Romanian stocks fell the most in more than two months and bonds slumped as Prime Minister Emil Boc resigned after protests over his government’s austerity measures turned violent.The benchmark BET index of shares fell as much as 2.7 percent and traded 1.2 percent weaker at 4,942.61 by the close in Bucharest, the biggest drop on a closing basis since Nov. 28. Banca Transilvania SA, the country’s second-largest publicly traded bank, fell 2.4 percent. Romania’s euro-denominated bonds maturing in 2018 declined, lifting the yield 14 basis points to 6.4 percent.
Boc announced yesterday in a televised speech during a government briefing in Bucharest that he quit to “ease political and social pressures in the country” and let another government continue reforms. President Traian Basescu named Justice Minister Catalin Predoiu as interim premier, according to a statement on his website.

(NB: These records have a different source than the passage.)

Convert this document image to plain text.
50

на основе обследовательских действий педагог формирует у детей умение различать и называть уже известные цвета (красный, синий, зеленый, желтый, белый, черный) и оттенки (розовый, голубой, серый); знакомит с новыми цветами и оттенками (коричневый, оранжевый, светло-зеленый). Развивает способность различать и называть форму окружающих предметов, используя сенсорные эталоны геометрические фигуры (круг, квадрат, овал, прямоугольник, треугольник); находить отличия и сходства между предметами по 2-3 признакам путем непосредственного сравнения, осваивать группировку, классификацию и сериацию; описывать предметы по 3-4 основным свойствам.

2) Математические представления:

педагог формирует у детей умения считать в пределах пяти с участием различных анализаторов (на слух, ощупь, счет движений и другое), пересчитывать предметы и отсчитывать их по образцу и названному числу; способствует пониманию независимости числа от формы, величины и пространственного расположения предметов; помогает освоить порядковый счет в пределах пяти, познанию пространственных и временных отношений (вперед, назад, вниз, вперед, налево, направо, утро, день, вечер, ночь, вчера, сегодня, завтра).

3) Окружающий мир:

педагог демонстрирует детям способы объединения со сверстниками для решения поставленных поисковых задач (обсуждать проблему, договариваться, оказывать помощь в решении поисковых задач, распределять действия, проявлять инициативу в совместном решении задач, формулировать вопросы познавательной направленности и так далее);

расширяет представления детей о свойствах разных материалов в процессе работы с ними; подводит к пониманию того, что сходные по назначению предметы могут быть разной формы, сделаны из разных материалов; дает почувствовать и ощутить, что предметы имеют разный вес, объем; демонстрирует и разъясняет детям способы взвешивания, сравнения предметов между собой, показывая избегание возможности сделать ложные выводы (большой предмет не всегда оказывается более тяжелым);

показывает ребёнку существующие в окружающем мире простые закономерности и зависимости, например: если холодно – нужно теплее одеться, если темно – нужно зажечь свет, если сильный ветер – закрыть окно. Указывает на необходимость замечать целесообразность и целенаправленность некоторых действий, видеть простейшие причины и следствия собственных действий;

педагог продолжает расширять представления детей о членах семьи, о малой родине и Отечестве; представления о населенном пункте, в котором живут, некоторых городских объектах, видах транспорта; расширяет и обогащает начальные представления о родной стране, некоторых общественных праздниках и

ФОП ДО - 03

“Today’s move by the premier should be seen more as a sign of desperation, given the strong pressure on the government to cede to protests over the last few weeks,” Simon Quijano-Evans, a London-based economist at ING Groep NV, wrote in a research report today. Quijano-Evans cited “political noise” among the reasons for recommending an “underweight” position in Romanian equities.
Romania’s leu snapped two days of gains, depreciating 0.1 percent to 4.3426 per euro.
‘Weigh Heavily’
Boc’s coalition saw its support fall by more than half after it cut public wages and increased a value added-tax to lower the budget deficit to 1.9 percent of gross domestic product this year from 4.4 percent in 2011 to meet pledges to the International Monetary Fund and the European Union.
Boc’s resignation “is likely to weigh heavily on the country’s financial markets over the next day or so” and may make Romania vulnerable to a potential escalation of the euro area crisis, William Jackson, a London-based analyst at Capital Economics, wrote in a research report today.
The IMF expects Romania to honor the terms of its new lending accord and any new government must keep the fiscal terms laid out in the agreement after the resignation of the prime minister, Jeffrey Franks, a mission chief for the Washington- based lender, said today in an interview in Bucharest.
“The new government will need to realize there is no other chance than continue with fiscal consolidation,” Juraj Kotian, a Vienna-based fixed income analyst at Erste Group Bank AG, said in a telephone interview today. “The president is a strong supporter of the IMF and EU program. He will appoint a new government which will be still cooperating.”